On sombre ici dans les commentaires les plus gratuits sur les scientologues et la religion de Scientologie. Mais, comme le souligne l’article lui-même, la source de ces propos, un certain Tony Ortega, est décrit comme « l’ennemi numéro un de la Scientologie », ce qui, en soi, suffit à jeter un doute plus que sérieux sur la crédibilité des « informations » qu’il véhicule.

L’article relève également la présence à bord d’un médecin, ce qui, sur un navire, est une évidence, et suffit d’ailleurs à mettre à mal l’idée complètement fausse que la Scientologie serait « sceptique, voire hostile, à la médecine moderne ». La Scientologie n’a pas de doctrine contre la médecine.
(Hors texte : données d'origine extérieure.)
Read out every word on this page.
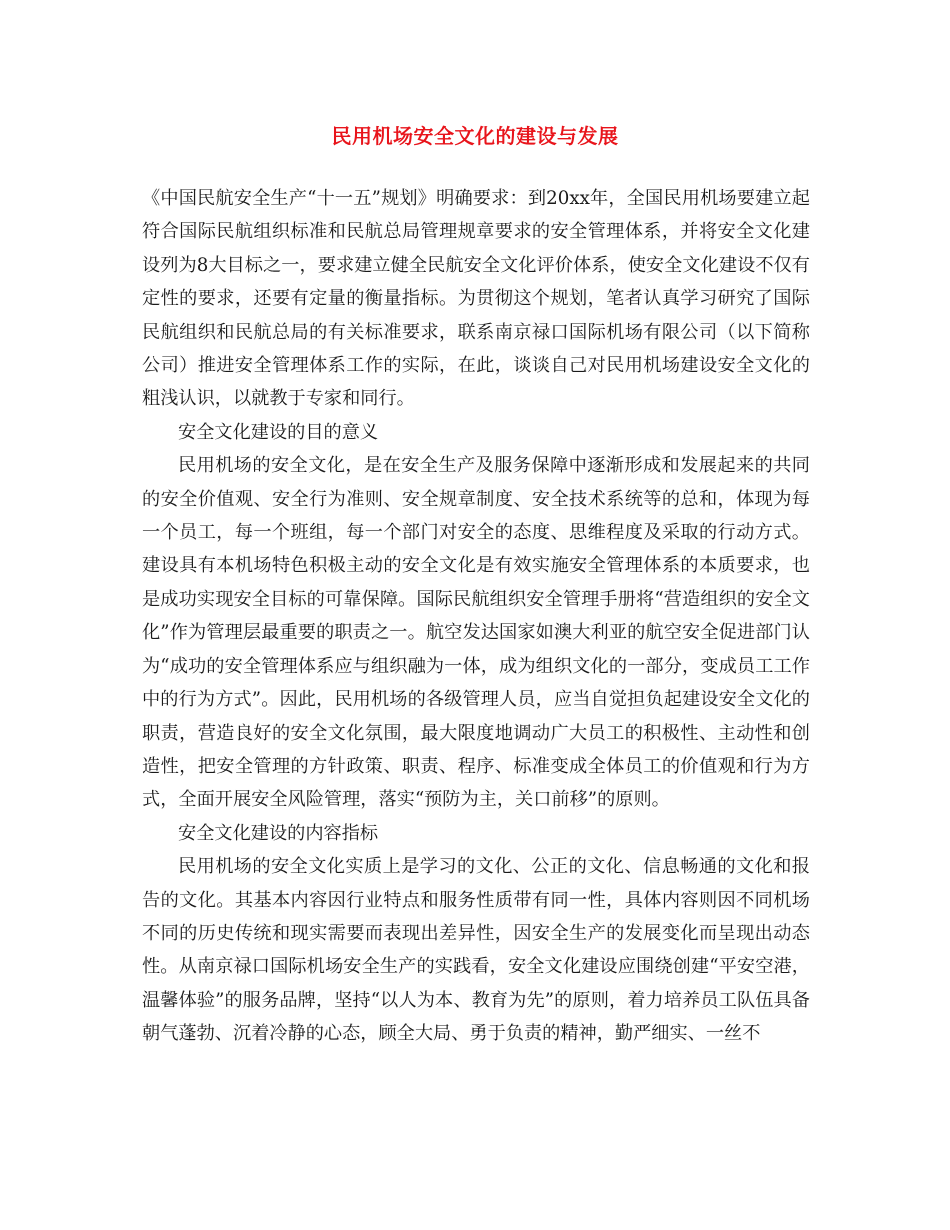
民用机场安全文化的建设与发展

《中国民航安全生产“十一五”规划》明确要求：到20xx年，全国民用机场要建立起符合国际民航组织标准和民航总局管理规章要求的安全管理体系，并将安全文化建设列为8大目标之一，要求建立健全民航安全文化评价体系，使安全文化建设不仅有定性的要求，还要有定量的衡量指标。为贯彻这个规划，笔者认真学习研究了国际民航组织和民航总局的有关标准要求，联系南京禄口国际机场有限公司（以下简称公司）推进安全管理体系工作的实际，在此，谈谈自己对民用机场建设安全文化的粗浅认识，以就教于专家和同行。

安全文化建设的目的意义

民用机场的安全文化，是在安全生产及服务保障中逐渐形成和发展起来的共同的安全价值观、安全行为准则、安全规章制度、安全技术系统等的总和，体现为每一个员工，每一个班组，每一个部门对安全的态度、思维程度及采取的行动方式。建设具有本机场特色积极主动的安全文化是有效实施安全管理体系的本质要求，也是成功实现安全目标的可靠保障。国际民航组织安全管理手册将“营造组织的安全文化”作为管理层最重要的职责之一。航空发达国家如澳大利亚的航空安全促进部门认为“成功的安全管理体系应与组织融为一体，成为组织文化的一部分，变成员工工作中的行为方式”。因此，民用机场的各级管理人员，应当自觉担负起建设安全文化的职责，营造良好的安全文化氛围，最大限度地调动广大员工的积极性、主动性和创造性，把安全管理的方针政策、职责、程序、标准变成全体员工的价值观和行为方式，全面开展安全风险管理，落实“预防为主，关口前移”的原则。

安全文化建设的内容指标

民用机场的安全文化实质上是学习的文化、公正的文化、信息畅通的文化和报告的文化。其基本内容因行业特点和服务性质带有同一性，具体内容则因不同机场不同的历史传统和现实需要而表现出差异性，因安全生产的发展变化而呈现出动态性。从南京禄口国际机场安全生产的实践看，安全文化建设应围绕创建“平安空港，温馨体验”的服务品牌，坚持“以人为本、教育为先”的原则，着力培养员工队伍具备朝气蓬勃、沉着冷静的心态，顾全大局、勇于负责的精神，勤严细实、一丝不
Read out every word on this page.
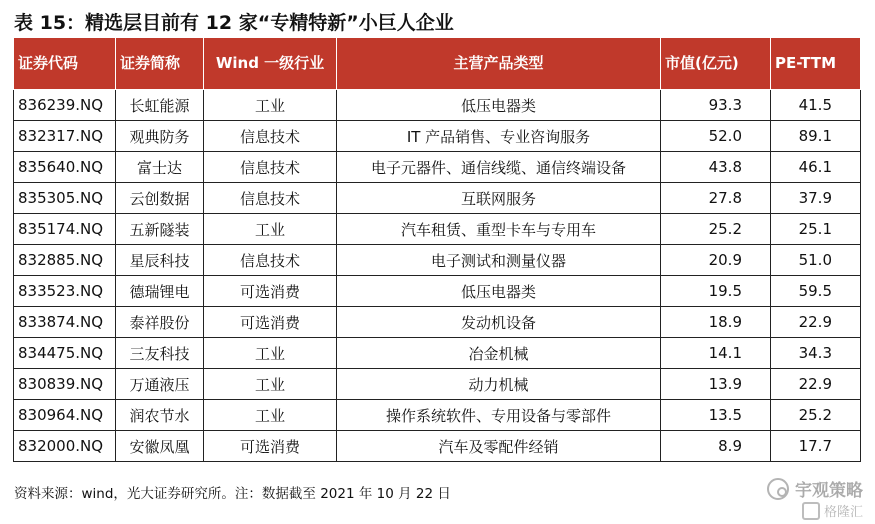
表 15：精选层目前有 12 家“专精特新”小巨人企业
证券代码	证券简称	Wind 一级行业	主营产品类型	市值(亿元)	PE-TTM
836239.NQ	长虹能源	工业	低压电器类	93.3	41.5
832317.NQ	观典防务	信息技术	IT 产品销售、专业咨询服务	52.0	89.1
835640.NQ	富士达	信息技术	电子元器件、通信线缆、通信终端设备	43.8	46.1
835305.NQ	云创数据	信息技术	互联网服务	27.8	37.9
835174.NQ	五新隧装	工业	汽车租赁、重型卡车与专用车	25.2	25.1
832885.NQ	星辰科技	信息技术	电子测试和测量仪器	20.9	51.0
833523.NQ	德瑞锂电	可选消费	低压电器类	19.5	59.5
833874.NQ	泰祥股份	可选消费	发动机设备	18.9	22.9
834475.NQ	三友科技	工业	冶金机械	14.1	34.3
830839.NQ	万通液压	工业	动力机械	13.9	22.9
830964.NQ	润农节水	工业	操作系统软件、专用设备与零部件	13.5	25.2
832000.NQ	安徽凤凰	可选消费	汽车及零配件经销	8.9	17.7
资料来源：wind，光大证券研究所。注：数据截至 2021 年 10 月 22 日	宇观策略
格隆汇
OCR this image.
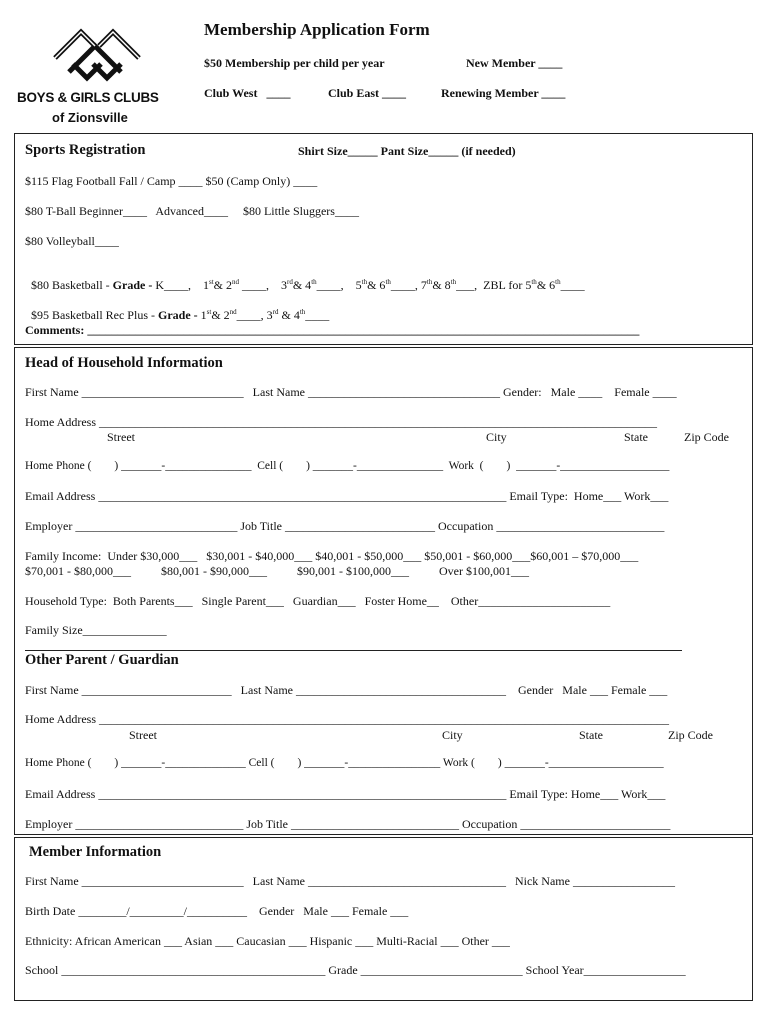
BOYS & GIRLS CLUBS
of Zionsville
Membership Application Form
$50 Membership per child per year	New Member ____
Club West   ____	Club East ____	Renewing Member ____
Sports Registration	Shirt Size_____ Pant Size_____ (if needed)
$115 Flag Football Fall / Camp ____ $50 (Camp Only) ____
$80 T-Ball Beginner____   Advanced____     $80 Little Sluggers____
$80 Volleyball____

$80 Basketball - Grade - K____,    1st& 2nd ____,    3rd& 4th____,    5th& 6th____, 7th& 8th___,  ZBL for 5th& 6th____

$95 Basketball Rec Plus - Grade - 1st& 2nd____, 3rd & 4th____

Comments: ____________________________________________________________________________________________
Head of Household Information
First Name ___________________________   Last Name ________________________________ Gender:   Male ____    Female ____
Home Address _____________________________________________________________________________________________
Street	City	State	Zip Code
Home Phone (        ) _______-_______________  Cell (        ) _______-_______________  Work  (        )  _______-___________________
Email Address ____________________________________________________________________ Email Type:  Home___ Work___
Employer ___________________________ Job Title _________________________ Occupation ____________________________
Family Income:  Under $30,000___   $30,001 - $40,000___ $40,001 - $50,000___ $50,001 - $60,000___$60,001 – $70,000___
$70,001 - $80,000___          $80,001 - $90,000___          $90,001 - $100,000___          Over $100,001___
Household Type:  Both Parents___   Single Parent___   Guardian___   Foster Home__    Other______________________
Family Size______________
Other Parent / Guardian
First Name _________________________   Last Name ___________________________________    Gender   Male ___ Female ___
Home Address _______________________________________________________________________________________________
Street	City	State	Zip Code
Home Phone (        ) _______-______________ Cell (        ) _______-________________ Work (        ) _______-____________________
Email Address ____________________________________________________________________ Email Type: Home___ Work___
Employer ____________________________ Job Title ____________________________ Occupation _________________________
Member Information
First Name ___________________________   Last Name _________________________________   Nick Name _________________
Birth Date ________/_________/__________    Gender   Male ___ Female ___
Ethnicity: African American ___ Asian ___ Caucasian ___ Hispanic ___ Multi-Racial ___ Other ___
School ____________________________________________ Grade ___________________________ School Year_________________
Tous les scientologues sont responsables de leur propre santé et recourent au médecin de leur choix.

Dans un lieu confiné, tel un navire, il est évident qu’un cas de maladie contagieuse doit être signalé pour éviter sa propagation.

L’idée qu’un scientologue serait puni s’il est malade est fausse. Ce qu’un membre de l’Eglise de Scientologie pourrait être amené à rechercher, sur un plan purement spirituel, et sans que cela n’interfère avec le traitement médical adéquat, est si une personne avec laquelle il est en contact le dévalorise constamment, ce qui pourrait le rendre plus susceptible d’être et ainsi sera sujet aux maladies et aux accidents. En effet, l’oppression perturbe gravement les gens et leur cause des ennuis.

Pour cela, le scientologue pourra, soit résoudre la situation conflictuelle avec la personne en question en lui fournissant des informationsà propos de la Scientologie ou sur tout autre sujet à l’origine du conflit.

Il suffit, pour en être convaincu, de visiter le site de notre télévision scientology.tv. Là, sont illustrés les principes fondamentaux selon lesquels vivent les scientologues.

Martine Rhein, Responsable des relations publiques de l’Eglise de Scientologie en France.